- Opening title
- Episode no.: Season 3 Episode 4
- Directed by: Ken Loach
- Written by: Nell Dunn
- Original air date: 3 November 1965

= Up the Junction (The Wednesday Play) =

"Up the Junction" is an episode of the BBC anthology drama series The Wednesday Play directed by Ken Loach and produced by James MacTaggart. It was first broadcast on 3 November 1965 on BBC1. The play was adapted by Nell Dunn and (uncredited) Ken Loach from Dunn's short story collection of the same name. It tells the stories of three young women living in North Battersea and Clapham and, to a lesser degree, their boyfriends.

==Plot==
Three young female factory workers, Rube, Sylvie and Eileen, go out to a pub where they meet three young men, Terry, Ron and Dave. They flirt, go on a date to a lido and pair off, each couple developing a significant relationship.

Terry and Rube soon have sex at Rube's flat while her mother is out. Rube becomes pregnant and must seek an illegal back-street abortion, which is botched, causing Rube to suffer a miscarriage. Although Terry and Rube continue their relationship after the abortion, they begin to grow apart, and finally have a row. Terry speeds off on his motorcycle, crashes it, and dies.

Sylvie marries Ron, but soon marital troubles develop, culminating in the couple having an ugly public row in the street outside a pub that Sylvie visited with Rube and Eileen.

Dave is already married when he meets Eileen, but he is unhappy with his wife, and he and Eileen have a romantic affair. In addition to his job, Dave also has a criminal history of theft. He is finally caught and imprisoned. Eileen remains loyal to him.

==Cast==
- Carol White – Sylvie
- Geraldine Sherman – Rube
- Vickery Turner – Eileen
- Tony Selby – Dave
- Michael Standing – Terry
- Ray Barron – Ron
- Rita Webb – Mrs. Hardy
- Hilda Barry – Old May
- Jessie Robins – Fat Lil
- George Sewell – Barny, the Tallyman
- Ann Lancaster – Winnie, the abortionist

==Production==
The filmed play has an episodic structure. As story editor Tony Garnett's biographer Stephen Lacey has written, the play "is less concerned with its narrative high-points ... and is motivated more by the seemingly haphazard interplay of accident and incident".

The play included documentary elements, such as an interview with a doctor advocating a change in the law to prevent 35 deaths each year from back-street abortions. The inclusion of documentary material caused confusion among some viewers who were unsure whether they were watching a fictional play or the continuation of a news broadcast that had aired just before The Wednesday Play.

==Reception==
Audience research found that the programme was viewed by about 10 million people. The BBC received 400 complaints about the broadcast, mostly about its bad language and depiction of abortion. Christian morality campaigner Mary Whitehouse, responding to Up the Junction, wrote in her book Cleaning-up TV (1967):The sooner these terrible back-street abortionists are put out of business the better! True. But what about a play which would make it clear that any kind of abortion, legal or otherwise, has dangers to mental and bodily health far greater than natural childbirth. How about a programme which demonstrates that clean living could cut out a great deal of this problem at the root?

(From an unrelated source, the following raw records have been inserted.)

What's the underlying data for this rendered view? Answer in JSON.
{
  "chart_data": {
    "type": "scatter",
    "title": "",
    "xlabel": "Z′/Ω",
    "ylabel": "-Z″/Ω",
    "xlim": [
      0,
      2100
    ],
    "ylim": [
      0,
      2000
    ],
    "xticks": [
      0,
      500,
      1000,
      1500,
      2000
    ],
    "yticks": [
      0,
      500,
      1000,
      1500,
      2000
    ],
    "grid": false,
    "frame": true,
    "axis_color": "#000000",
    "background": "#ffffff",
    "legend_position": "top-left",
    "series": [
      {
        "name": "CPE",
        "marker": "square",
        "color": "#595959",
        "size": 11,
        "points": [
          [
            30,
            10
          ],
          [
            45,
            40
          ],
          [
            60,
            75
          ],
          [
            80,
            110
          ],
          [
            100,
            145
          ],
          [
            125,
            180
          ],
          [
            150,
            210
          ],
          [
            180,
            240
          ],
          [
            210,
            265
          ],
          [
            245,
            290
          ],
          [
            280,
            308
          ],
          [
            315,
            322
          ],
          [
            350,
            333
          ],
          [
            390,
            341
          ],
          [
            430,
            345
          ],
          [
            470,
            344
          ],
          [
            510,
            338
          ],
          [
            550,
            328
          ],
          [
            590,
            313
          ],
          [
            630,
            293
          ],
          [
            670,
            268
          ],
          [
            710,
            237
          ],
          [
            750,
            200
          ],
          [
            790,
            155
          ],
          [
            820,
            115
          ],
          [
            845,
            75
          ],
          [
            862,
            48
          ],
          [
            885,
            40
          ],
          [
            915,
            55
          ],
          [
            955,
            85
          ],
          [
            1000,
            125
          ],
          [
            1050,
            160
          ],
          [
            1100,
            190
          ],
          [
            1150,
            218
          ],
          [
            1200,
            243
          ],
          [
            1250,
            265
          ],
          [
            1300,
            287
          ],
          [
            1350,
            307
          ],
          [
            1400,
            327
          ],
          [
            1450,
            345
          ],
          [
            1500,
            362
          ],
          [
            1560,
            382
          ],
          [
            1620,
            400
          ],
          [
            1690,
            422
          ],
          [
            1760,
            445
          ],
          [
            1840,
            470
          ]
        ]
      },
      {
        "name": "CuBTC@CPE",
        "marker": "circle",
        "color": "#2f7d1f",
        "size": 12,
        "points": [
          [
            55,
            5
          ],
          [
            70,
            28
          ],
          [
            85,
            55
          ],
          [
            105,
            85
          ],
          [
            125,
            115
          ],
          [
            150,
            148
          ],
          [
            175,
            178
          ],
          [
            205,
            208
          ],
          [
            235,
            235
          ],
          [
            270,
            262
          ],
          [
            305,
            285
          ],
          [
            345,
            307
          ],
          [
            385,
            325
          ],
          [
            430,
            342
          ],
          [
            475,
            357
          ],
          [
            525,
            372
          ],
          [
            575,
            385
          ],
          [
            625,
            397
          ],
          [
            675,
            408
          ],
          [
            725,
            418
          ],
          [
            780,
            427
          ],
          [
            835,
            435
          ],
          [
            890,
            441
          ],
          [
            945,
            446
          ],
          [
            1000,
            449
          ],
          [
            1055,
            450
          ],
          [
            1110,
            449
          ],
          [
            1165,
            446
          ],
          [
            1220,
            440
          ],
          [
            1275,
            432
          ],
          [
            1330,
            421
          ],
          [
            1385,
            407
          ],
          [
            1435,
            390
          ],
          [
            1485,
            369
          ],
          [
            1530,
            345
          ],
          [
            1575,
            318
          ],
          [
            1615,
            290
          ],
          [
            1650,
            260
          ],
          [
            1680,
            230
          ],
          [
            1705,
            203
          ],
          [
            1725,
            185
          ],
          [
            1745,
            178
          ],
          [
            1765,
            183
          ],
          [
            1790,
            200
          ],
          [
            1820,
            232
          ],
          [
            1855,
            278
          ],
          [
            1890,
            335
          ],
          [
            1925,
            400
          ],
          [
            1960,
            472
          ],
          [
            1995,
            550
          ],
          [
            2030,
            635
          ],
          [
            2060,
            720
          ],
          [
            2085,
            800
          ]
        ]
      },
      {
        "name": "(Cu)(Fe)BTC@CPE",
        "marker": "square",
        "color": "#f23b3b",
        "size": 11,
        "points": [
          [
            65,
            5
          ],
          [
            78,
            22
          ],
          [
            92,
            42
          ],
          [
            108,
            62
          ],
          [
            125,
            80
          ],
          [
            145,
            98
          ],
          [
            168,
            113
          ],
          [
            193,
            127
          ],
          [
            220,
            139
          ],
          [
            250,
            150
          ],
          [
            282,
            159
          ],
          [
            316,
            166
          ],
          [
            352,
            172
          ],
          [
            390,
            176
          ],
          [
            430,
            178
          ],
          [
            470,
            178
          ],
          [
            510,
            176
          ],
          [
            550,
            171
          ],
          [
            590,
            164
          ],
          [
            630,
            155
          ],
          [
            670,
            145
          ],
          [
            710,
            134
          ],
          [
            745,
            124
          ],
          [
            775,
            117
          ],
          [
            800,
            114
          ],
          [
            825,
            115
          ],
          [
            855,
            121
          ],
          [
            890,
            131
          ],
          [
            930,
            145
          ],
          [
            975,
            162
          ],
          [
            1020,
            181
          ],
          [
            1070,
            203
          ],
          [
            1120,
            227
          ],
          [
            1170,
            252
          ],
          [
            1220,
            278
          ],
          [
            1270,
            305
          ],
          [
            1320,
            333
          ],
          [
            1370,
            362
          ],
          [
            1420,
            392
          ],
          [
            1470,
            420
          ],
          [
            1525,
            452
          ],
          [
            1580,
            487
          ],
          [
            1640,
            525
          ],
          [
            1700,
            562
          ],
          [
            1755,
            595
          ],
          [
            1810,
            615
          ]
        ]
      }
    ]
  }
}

Some commentators objected to the merging of documentary elements with drama at the time of the play's transmission, but Loach rejected the criticism, stating that "we were very anxious for our plays not to be considered dramas but as continuations of the news." Loach went on to use the same technique of including documentary elements in the 1966 television play Cathy Come Home.

The antagonism to the play included the upper echelons of the BBC itself. A proposal to repeat the play was rejected by the governors in the summer of 1966 who noted the "great offence" the piece had caused at its first screening. Trade unionist Dame Anne Godwin, a BBC governor who had herself not seen the play, was minuted at a meeting in June 1966 as complaining of "too great a tendency ... to concentrate on the 'sick' elements in society as sources from which to illustrate contemporary problems."

The play contributed to the debate leading up to the Abortion Act 1967, which legalised the termination of a pregnancy in the UK. Tony Garnett, whose work on the project was more extensive than his formal brief as story editor, commented in 2013 about the "very, very personal" nature of this play. When Garnett was a child, his mother had died following a back-street abortion, and his father died by suicide less than a month later.

A film version based on Dunn's original short stories was released in 1968. In 2011, the television play was included in the 6 DVD box set, Ken Loach at the BBC.